Monday, January 12, 2009

The ethics of war, part I

While the majority of my recent comments/posts have been in support of Israel's actions in Gaza, it's mainly a protest against the double-standards applied to Israel when compared to the rest of the world, in the media, at the UN, and around the world. If one is a pacifist, and anti-war at all times, while I disagree with you, I can respect your current criticisms of Israel. You are consistently applying ethical principles to Israel as you do every other country in the world.

However, for those of us who believe that war is sometimes necessary, yet do not like the conditions of war, there are much harder questions to answer about the morality of war. How do we decide what is moral in war? When is it moral to enter into war, and what defines ethical behavior during it?
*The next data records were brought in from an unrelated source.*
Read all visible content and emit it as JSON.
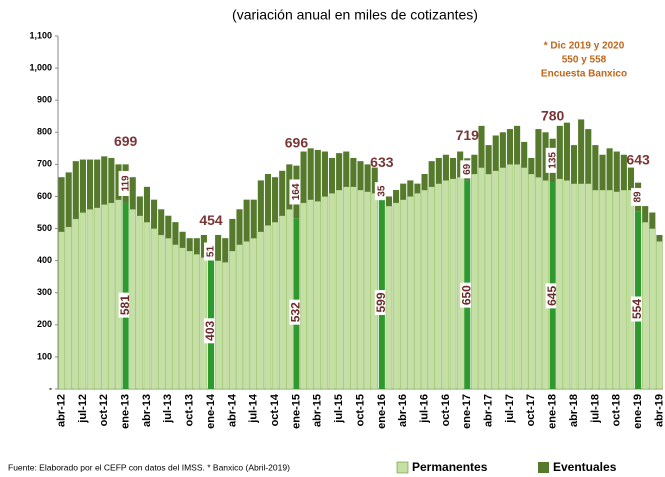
{
  "chart_data": {
    "type": "stacked_bar",
    "title": "(variación anual en miles de cotizantes)",
    "note": [
      "* Dic 2019 y 2020",
      "550 y 558",
      "Encuesta Banxico"
    ],
    "source": "Fuente: Elaborado por el CEFP con datos del IMSS. * Banxico (Abril-2019)",
    "categories": [
      "abr-12",
      null,
      null,
      "jul-12",
      null,
      null,
      "oct-12",
      null,
      null,
      "ene-13",
      null,
      null,
      "abr-13",
      null,
      null,
      "jul-13",
      null,
      null,
      "oct-13",
      null,
      null,
      "ene-14",
      null,
      null,
      "abr-14",
      null,
      null,
      "jul-14",
      null,
      null,
      "oct-14",
      null,
      null,
      "ene-15",
      null,
      null,
      "abr-15",
      null,
      null,
      "jul-15",
      null,
      null,
      "oct-15",
      null,
      null,
      "ene-16",
      null,
      null,
      "abr-16",
      null,
      null,
      "jul-16",
      null,
      null,
      "oct-16",
      null,
      null,
      "ene-17",
      null,
      null,
      "abr-17",
      null,
      null,
      "jul-17",
      null,
      null,
      "oct-17",
      null,
      null,
      "ene-18",
      null,
      null,
      "abr-18",
      null,
      null,
      "jul-18",
      null,
      null,
      "oct-18",
      null,
      null,
      "ene-19",
      null,
      null,
      "abr-19"
    ],
    "series": [
      {
        "name": "Permanentes",
        "color": "#c4e0a2",
        "highlight_color": "#2e9a2e",
        "values": [
          490,
          505,
          530,
          550,
          560,
          565,
          575,
          580,
          590,
          581,
          560,
          540,
          520,
          500,
          480,
          470,
          450,
          440,
          430,
          420,
          410,
          403,
          400,
          395,
          430,
          450,
          460,
          470,
          490,
          510,
          520,
          540,
          560,
          532,
          580,
          590,
          585,
          600,
          610,
          620,
          630,
          630,
          620,
          615,
          610,
          599,
          570,
          580,
          590,
          600,
          610,
          620,
          630,
          640,
          650,
          655,
          660,
          650,
          670,
          690,
          670,
          680,
          690,
          700,
          700,
          690,
          670,
          660,
          650,
          645,
          655,
          650,
          640,
          640,
          640,
          620,
          620,
          620,
          615,
          620,
          620,
          554,
          520,
          500,
          460
        ]
      },
      {
        "name": "Eventuales",
        "color": "#567a2c",
        "highlight_color": "#567a2c",
        "values": [
          170,
          170,
          180,
          165,
          155,
          150,
          150,
          140,
          110,
          119,
          100,
          60,
          110,
          90,
          80,
          70,
          70,
          50,
          40,
          50,
          70,
          51,
          80,
          75,
          100,
          110,
          130,
          120,
          160,
          160,
          140,
          140,
          140,
          164,
          160,
          160,
          160,
          140,
          110,
          115,
          110,
          90,
          90,
          85,
          80,
          35,
          30,
          40,
          50,
          50,
          30,
          50,
          80,
          80,
          80,
          65,
          80,
          69,
          60,
          130,
          90,
          110,
          110,
          110,
          120,
          80,
          50,
          150,
          150,
          135,
          165,
          180,
          120,
          200,
          170,
          140,
          110,
          130,
          125,
          110,
          70,
          89,
          50,
          50,
          20
        ]
      }
    ],
    "total_labels": [
      null,
      null,
      null,
      null,
      null,
      null,
      null,
      null,
      null,
      699,
      null,
      null,
      null,
      null,
      null,
      null,
      null,
      null,
      null,
      null,
      null,
      454,
      null,
      null,
      null,
      null,
      null,
      null,
      null,
      null,
      null,
      null,
      null,
      696,
      null,
      null,
      null,
      null,
      null,
      null,
      null,
      null,
      null,
      null,
      null,
      633,
      null,
      null,
      null,
      null,
      null,
      null,
      null,
      null,
      null,
      null,
      null,
      719,
      null,
      null,
      null,
      null,
      null,
      null,
      null,
      null,
      null,
      null,
      null,
      780,
      null,
      null,
      null,
      null,
      null,
      null,
      null,
      null,
      null,
      null,
      null,
      643,
      null,
      null,
      null
    ],
    "ylim": [
      0,
      1100
    ],
    "yticks": [
      {
        "value": 0,
        "label": "-"
      },
      100,
      200,
      300,
      400,
      500,
      600,
      700,
      800,
      900,
      {
        "value": 1000,
        "label": "1,000"
      },
      {
        "value": 1100,
        "label": "1,100"
      }
    ]
  }
}
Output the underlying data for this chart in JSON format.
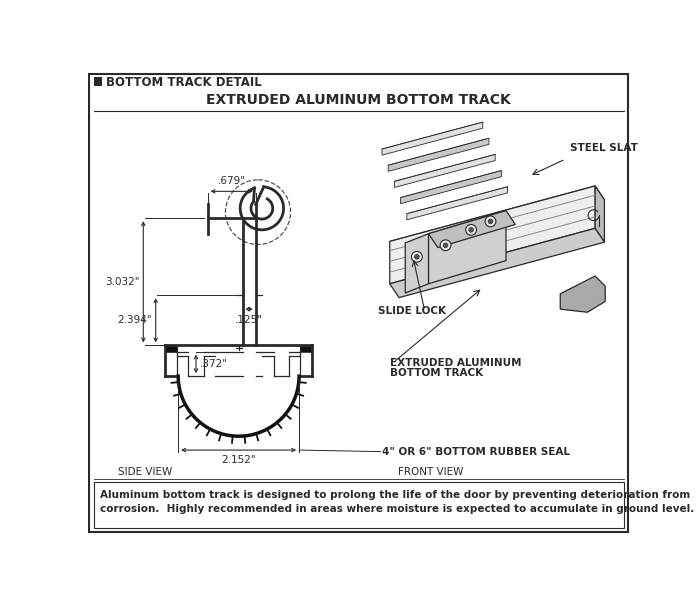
{
  "title": "EXTRUDED ALUMINUM BOTTOM TRACK",
  "header": "BOTTOM TRACK DETAIL",
  "footer_line1": "Aluminum bottom track is designed to prolong the life of the door by preventing deterioration from",
  "footer_line2": "corrosion.  Highly recommended in areas where moisture is expected to accumulate in ground level.",
  "side_view_label": "SIDE VIEW",
  "front_view_label": "FRONT VIEW",
  "dims": {
    "679": ".679\"",
    "3032": "3.032\"",
    "2394": "2.394\"",
    "125": ".125\"",
    "372": ".372\"",
    "2152": "2.152\""
  },
  "labels": {
    "steel_slat": "STEEL SLAT",
    "slide_lock": "SLIDE LOCK",
    "ext_alum_line1": "EXTRUDED ALUMINUM",
    "ext_alum_line2": "BOTTOM TRACK",
    "rubber_seal": "4\" OR 6\" BOTTOM RUBBER SEAL"
  },
  "line_color": "#2a2a2a",
  "thick_line": 2.0,
  "thin_line": 0.9,
  "dim_line": 0.7
}
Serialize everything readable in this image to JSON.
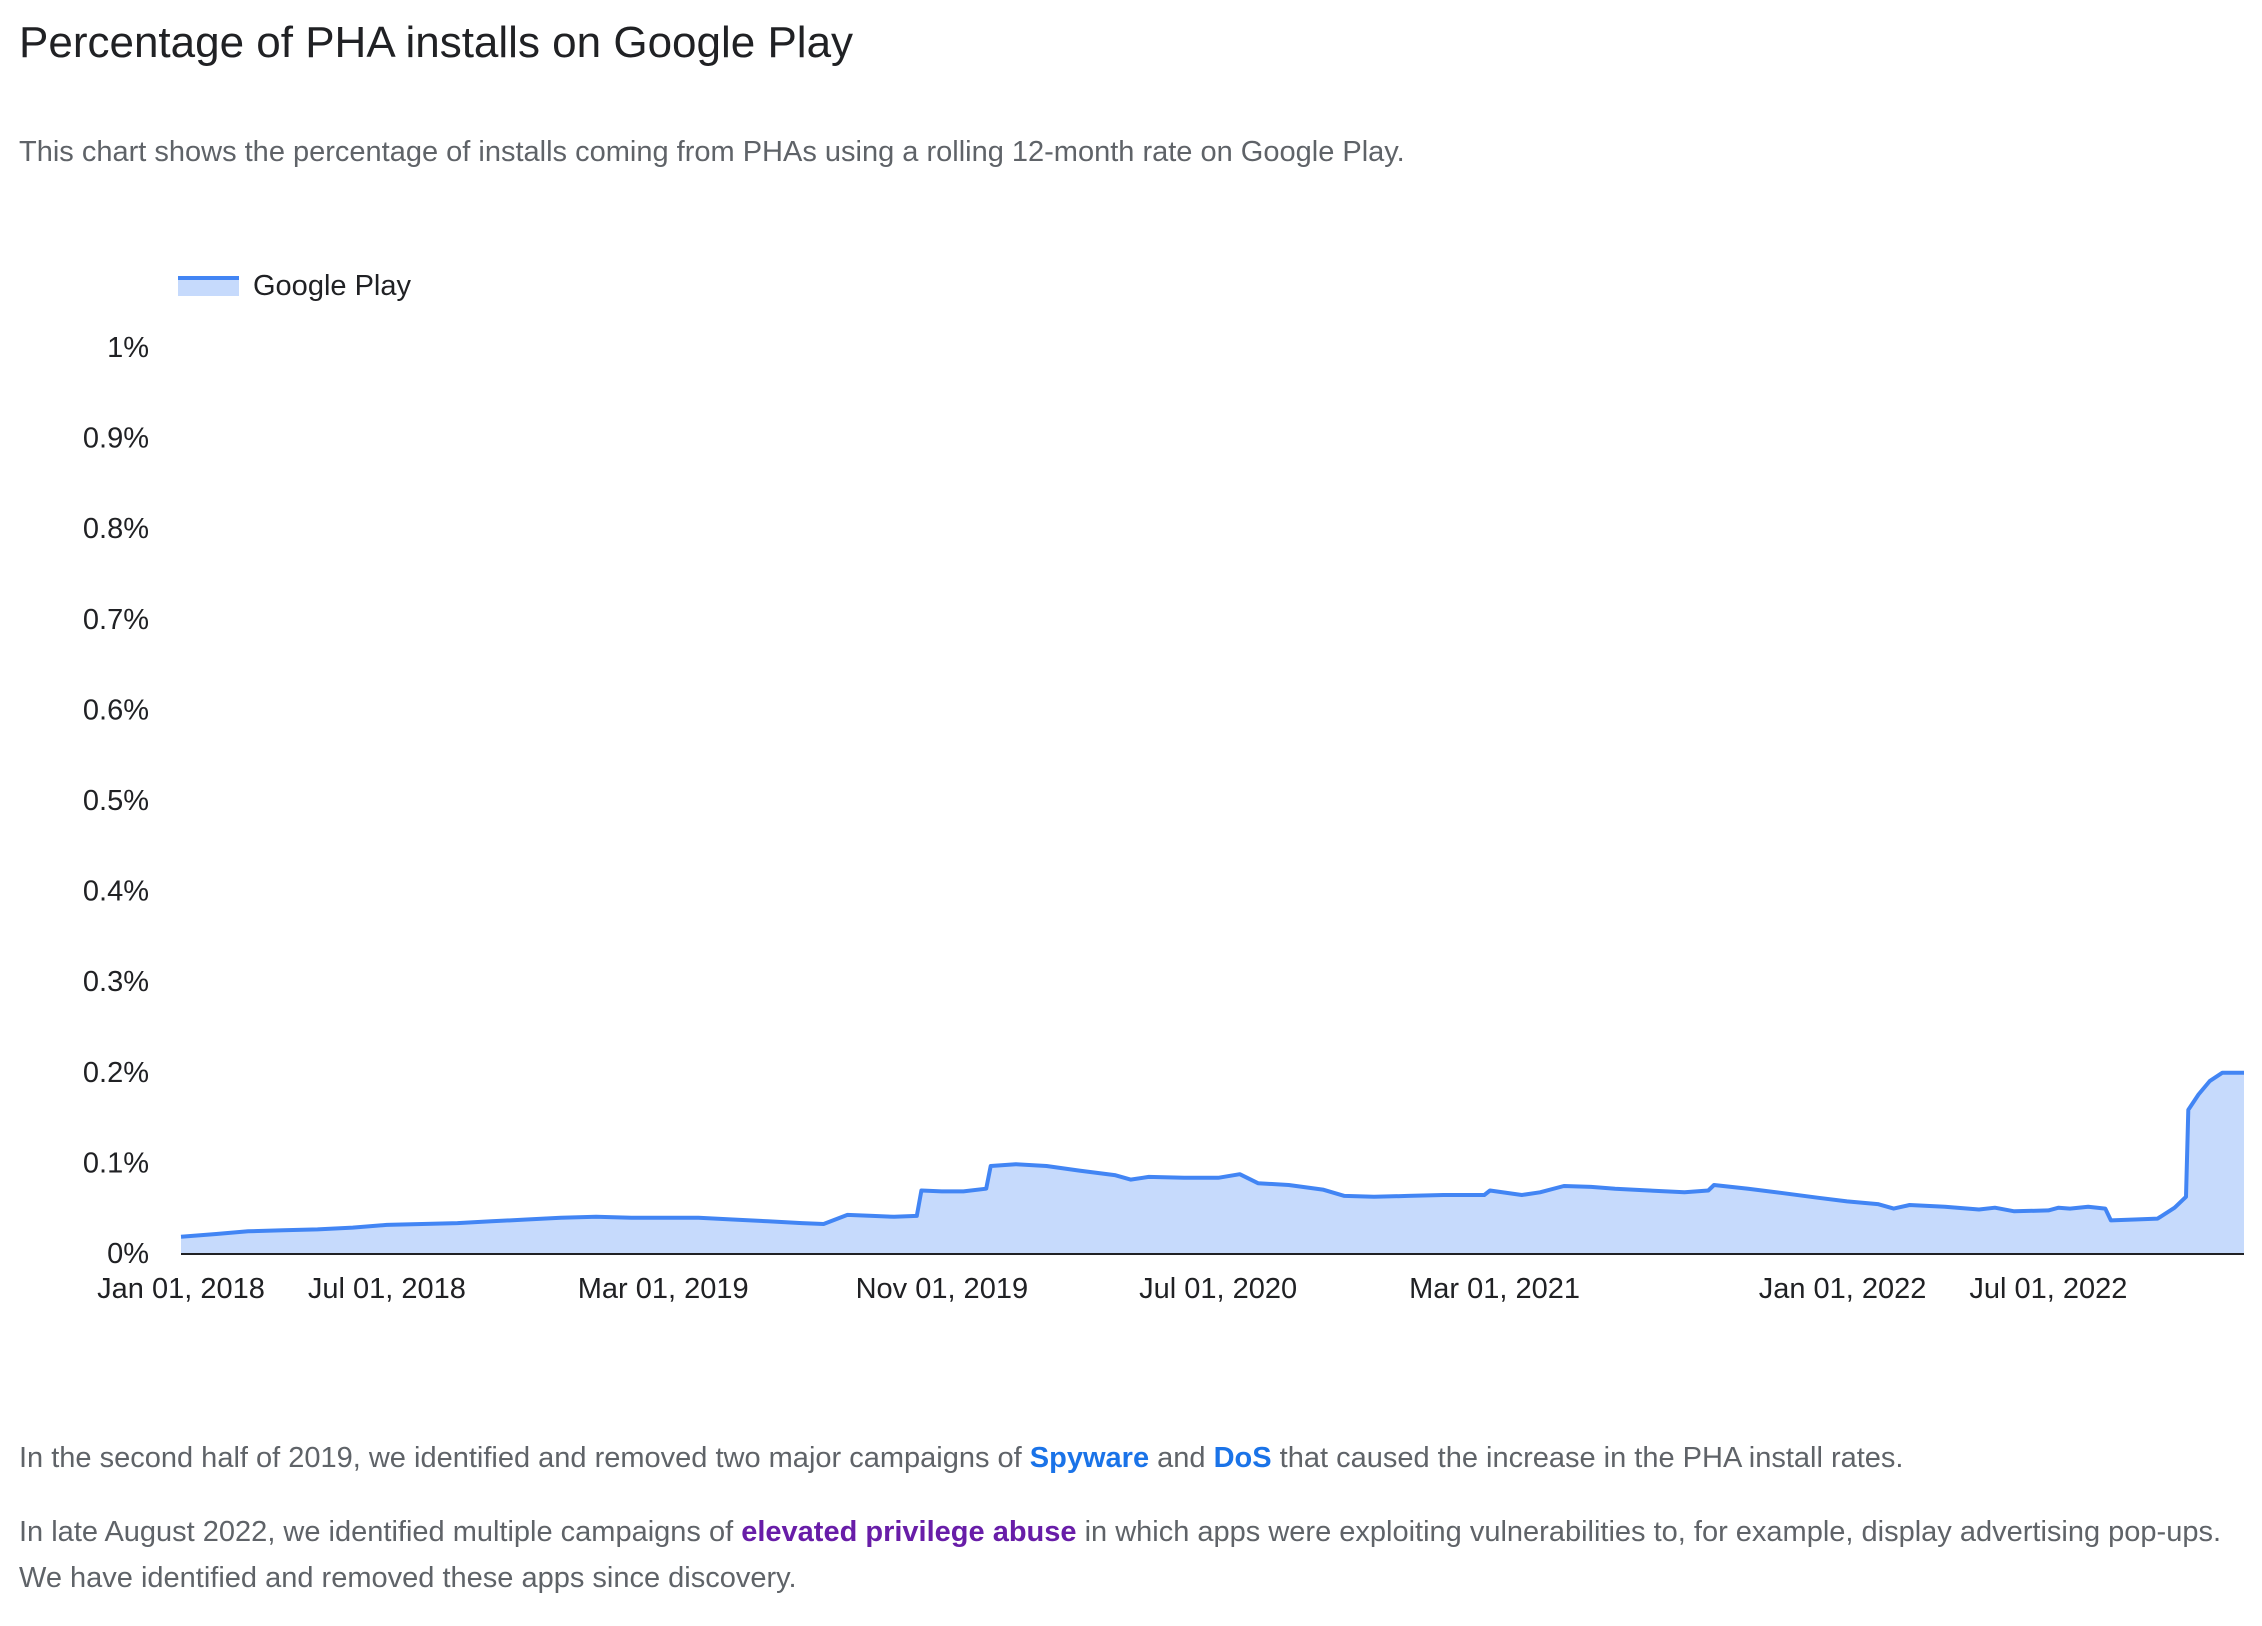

Let me be entirely clear, by international law regarding war, Israel has every right to defend its citizens as it is currently doing. There is no definition of proportionality in war, a country keeps a strong army as both a deterrent and to defend itself to its utmost ability if necessary. Yet the violence and harm to civilians in Gaza currently is deeply unsettling for me. This blog is therefore not about legality and justification, but how a military in general should handle morality. The very nature of a war means that you value the lives of your soldiers and citizens more than the lives of your enemy. But what is the exchange rate?

From a sheer numbers game, you risk the lives of your soldiers less when you have an air attack, bombing the crap out of anywhere the enemy combatants may lie. Yet in doing so, the risk of injury to their civilians increases dramatically, particularly when armed militants use human shields. If you truly value life in general, do you send your troops in on the ground, where their lives are more at risk but the damage to the opposition's civilians will be decreased? How do you balance the two?

With guerilla warfare, one has to decide in a split second whether the woman running toward you needs medical attention, or has a bomb strapped to her chest. For an individual soldier, the mere definition of war is bound to have psychological impact, so I find it hard to imagine not being trigger happy in such a scenario, and in most encounters. How does a country advise/instruct ethical behavior of its soldiers with such a scenario?